James McManus, chief investment officer at Nutmeg, says: ‘I believe ETFs are superior to conventional mutual funds in almost every way.
‘Investors can see exactly what risks they are exposed to; can easily buy and sell them in a liquid marketplace; and they get to keep more of their returns, instead of seeing them leak away in fund management charges.’
Mark Fitzgerald, head of product specialism at Vanguard, agrees. He says: ‘ETFs have helped to democratise investing.
‘Whether you’re a retail investor with £100 to invest, or a pension fund with £100million, you both pay the same percentage fee. That’s not the case with traditional funds, where larger investors usually get sizeable discounts on charges.’
ETFs are usually described as either ‘physical’ or ‘synthetic’. Physical versions invest directly in the bonds or shares that make up an index.
Synthetic versions have the same aim – to track an index – but don’t actually hold the underlying components of an index.
Instead, they use complicated financial instruments such as derivatives to replicate the performance of the index they are tracking.

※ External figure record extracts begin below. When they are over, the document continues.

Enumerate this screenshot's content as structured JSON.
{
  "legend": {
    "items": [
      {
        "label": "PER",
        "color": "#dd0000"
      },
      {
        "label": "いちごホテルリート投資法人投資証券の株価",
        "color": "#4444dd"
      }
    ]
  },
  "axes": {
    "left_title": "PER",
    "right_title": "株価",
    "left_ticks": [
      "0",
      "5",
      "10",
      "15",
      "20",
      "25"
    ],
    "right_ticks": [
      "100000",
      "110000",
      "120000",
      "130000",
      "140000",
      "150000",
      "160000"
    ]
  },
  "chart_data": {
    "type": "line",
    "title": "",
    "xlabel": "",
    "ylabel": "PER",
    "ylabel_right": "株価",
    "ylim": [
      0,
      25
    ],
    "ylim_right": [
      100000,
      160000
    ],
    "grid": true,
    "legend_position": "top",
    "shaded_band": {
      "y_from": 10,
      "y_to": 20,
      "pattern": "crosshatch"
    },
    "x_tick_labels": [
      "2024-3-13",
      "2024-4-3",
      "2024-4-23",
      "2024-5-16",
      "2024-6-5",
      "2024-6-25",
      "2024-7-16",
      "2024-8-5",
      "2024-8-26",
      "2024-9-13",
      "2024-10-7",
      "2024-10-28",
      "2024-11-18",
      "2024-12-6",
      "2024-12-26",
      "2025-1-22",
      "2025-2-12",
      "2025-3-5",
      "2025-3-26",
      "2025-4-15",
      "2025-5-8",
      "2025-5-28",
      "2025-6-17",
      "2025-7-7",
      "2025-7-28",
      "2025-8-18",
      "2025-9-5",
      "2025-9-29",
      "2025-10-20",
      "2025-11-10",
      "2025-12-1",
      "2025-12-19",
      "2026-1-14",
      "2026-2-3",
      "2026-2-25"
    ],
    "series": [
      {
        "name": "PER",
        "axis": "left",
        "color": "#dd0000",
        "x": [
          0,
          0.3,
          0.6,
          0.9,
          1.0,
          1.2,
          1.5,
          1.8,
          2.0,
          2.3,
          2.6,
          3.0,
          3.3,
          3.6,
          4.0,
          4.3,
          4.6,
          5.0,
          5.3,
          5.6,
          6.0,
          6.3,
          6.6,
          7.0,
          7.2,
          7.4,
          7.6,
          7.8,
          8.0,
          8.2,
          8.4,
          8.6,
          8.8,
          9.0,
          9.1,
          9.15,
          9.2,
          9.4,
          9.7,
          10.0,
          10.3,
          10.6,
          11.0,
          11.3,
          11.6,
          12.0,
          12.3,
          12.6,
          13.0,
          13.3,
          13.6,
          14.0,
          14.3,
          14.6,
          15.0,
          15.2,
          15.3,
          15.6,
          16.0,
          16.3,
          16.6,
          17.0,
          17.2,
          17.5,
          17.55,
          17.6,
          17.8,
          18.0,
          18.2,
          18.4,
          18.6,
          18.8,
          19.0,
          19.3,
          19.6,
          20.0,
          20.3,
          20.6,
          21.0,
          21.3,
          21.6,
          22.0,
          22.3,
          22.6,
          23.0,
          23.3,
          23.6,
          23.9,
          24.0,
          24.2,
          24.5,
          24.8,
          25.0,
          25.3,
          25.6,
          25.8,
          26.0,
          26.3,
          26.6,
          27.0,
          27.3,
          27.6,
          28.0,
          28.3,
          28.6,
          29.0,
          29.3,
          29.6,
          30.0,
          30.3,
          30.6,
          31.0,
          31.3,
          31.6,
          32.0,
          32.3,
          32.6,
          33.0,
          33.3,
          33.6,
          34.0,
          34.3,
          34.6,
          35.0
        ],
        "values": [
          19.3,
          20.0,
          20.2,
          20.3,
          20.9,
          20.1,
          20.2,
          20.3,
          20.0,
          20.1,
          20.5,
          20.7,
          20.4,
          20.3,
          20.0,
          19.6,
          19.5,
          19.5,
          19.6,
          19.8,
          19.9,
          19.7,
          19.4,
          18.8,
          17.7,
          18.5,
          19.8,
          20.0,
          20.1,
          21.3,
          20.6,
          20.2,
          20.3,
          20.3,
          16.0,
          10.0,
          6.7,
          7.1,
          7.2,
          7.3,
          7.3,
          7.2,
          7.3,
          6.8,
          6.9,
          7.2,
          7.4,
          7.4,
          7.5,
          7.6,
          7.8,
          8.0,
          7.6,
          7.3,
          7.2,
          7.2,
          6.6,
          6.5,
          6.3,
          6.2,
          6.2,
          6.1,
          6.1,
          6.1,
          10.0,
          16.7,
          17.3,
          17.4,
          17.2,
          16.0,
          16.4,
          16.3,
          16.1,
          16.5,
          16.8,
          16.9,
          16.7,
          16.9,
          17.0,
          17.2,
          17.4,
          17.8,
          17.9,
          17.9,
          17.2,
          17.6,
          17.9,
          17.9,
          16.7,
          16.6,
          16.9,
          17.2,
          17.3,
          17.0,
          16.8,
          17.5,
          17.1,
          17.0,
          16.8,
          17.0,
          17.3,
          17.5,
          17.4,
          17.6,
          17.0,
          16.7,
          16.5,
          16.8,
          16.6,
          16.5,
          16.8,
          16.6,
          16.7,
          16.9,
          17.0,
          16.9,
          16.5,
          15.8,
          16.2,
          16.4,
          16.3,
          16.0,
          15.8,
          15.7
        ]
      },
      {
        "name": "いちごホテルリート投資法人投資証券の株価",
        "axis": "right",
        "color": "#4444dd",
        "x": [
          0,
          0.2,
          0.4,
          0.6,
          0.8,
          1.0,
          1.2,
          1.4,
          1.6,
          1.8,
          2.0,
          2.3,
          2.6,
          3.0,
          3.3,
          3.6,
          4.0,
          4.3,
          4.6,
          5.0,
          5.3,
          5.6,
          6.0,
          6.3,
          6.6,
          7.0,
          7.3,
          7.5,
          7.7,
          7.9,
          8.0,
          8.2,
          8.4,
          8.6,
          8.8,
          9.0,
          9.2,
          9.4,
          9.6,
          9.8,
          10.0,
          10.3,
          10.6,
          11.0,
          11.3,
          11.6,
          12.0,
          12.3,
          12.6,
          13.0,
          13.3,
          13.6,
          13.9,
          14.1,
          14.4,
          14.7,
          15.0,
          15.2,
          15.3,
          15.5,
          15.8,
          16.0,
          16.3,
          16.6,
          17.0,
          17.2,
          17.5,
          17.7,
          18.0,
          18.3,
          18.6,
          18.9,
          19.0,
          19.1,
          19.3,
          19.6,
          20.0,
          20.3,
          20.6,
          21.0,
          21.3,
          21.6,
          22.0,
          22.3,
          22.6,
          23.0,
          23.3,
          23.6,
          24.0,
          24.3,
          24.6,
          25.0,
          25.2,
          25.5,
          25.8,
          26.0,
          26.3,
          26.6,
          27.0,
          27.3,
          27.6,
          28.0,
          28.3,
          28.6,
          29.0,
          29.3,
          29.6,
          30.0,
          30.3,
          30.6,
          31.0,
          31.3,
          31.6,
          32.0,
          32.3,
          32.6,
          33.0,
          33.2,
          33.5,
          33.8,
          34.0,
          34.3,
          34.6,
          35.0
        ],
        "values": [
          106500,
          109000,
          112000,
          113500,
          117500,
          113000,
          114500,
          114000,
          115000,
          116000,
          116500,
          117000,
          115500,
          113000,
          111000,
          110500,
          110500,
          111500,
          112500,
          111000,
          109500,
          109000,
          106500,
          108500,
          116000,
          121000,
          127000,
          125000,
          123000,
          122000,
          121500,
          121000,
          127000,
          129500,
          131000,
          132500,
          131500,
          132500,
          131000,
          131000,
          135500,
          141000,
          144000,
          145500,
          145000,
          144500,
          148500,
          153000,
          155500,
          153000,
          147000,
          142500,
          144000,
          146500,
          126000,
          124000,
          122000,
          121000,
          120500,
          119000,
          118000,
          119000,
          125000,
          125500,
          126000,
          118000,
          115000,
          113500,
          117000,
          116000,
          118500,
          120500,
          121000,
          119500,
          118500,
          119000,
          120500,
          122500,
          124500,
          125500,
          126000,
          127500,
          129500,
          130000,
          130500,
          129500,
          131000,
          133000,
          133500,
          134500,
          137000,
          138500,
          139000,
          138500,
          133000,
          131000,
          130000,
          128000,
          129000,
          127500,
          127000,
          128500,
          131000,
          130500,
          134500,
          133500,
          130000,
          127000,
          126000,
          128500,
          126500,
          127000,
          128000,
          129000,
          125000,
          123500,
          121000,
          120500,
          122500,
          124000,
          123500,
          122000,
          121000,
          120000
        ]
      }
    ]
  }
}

However, some experts are critical of these synthetic funds and say they are riskier than their physical equivalents.
The majority of ETFs are ‘passive’, simply tracking an index, and that is part of the reason they are in demand. But actively managed alternatives exist, too, whereby fund managers attempt to beat an index.
Despite clear benefits, there are also caveats – as with any type of investment.
Lowcock adds: ‘Just because you can invest in something doesn’t mean you should. A lot of ETFs are created for professional investors and should only be considered for experts in their fields.’
He adds: ‘There is an assumption that because ETFs are largely passive, they are not as risky. This is not the case. As with any investment, do your research first.’ Fitzgerald warns against trying to ‘chase the latest trends with niche ETF products’.
He says: ‘Hundreds of ETFs have been launched over the past few years, and not all are suitable for retail investors.
‘We believe those that follow broad, diversified highly liquid markets, such as the FTSE 100 and the S&P500, will give investors a better chance of investment success – if held as part of a balanced portfolio.’
But most experts agree there is no ignoring ETFs right now. McNeil adds: ‘Asset managers without an ETF strategy risk becoming the next failure case study in economics and management classes.’
If you are an investor, there’s a strong chance you are exposed to ETFs already.
But if you haven’t yet joined the party, you are most definitely invited.
MOST POPULAR EXCHANGE TRADED FUNDS
UBS ETF MSCI EMU
What it does: Tracks the performance of the MSCI EMU index – a basket of large and mid-cap stocks trading on stock markets within the European Economic and Monetary Union.
Invesco S&P 500
What it does: Tracks the S&P 500 Index in America, providing exposure to large-cap US companies – with an emphasis on information technology and healthcare stocks.
UBS ETF MSCI Canada
What it does: Tracks the MSCI Canada Index – an index predominantly exposed to financial stocks. The largest component of the index is the e-commerce company Shopify.
Xtrackers MSCI USA
What it does: Provides direct exposure to a portfolio of large and mid-cap US equities, including the likes of Apple, Amazon and Facebook.
Invesco EQQQ NASDAQ-100
What it does: Tracks the NASDAQ-100 index in the US. It is mainly invested in technology stocks with Apple, Microsoft and Amazon the top three holdings.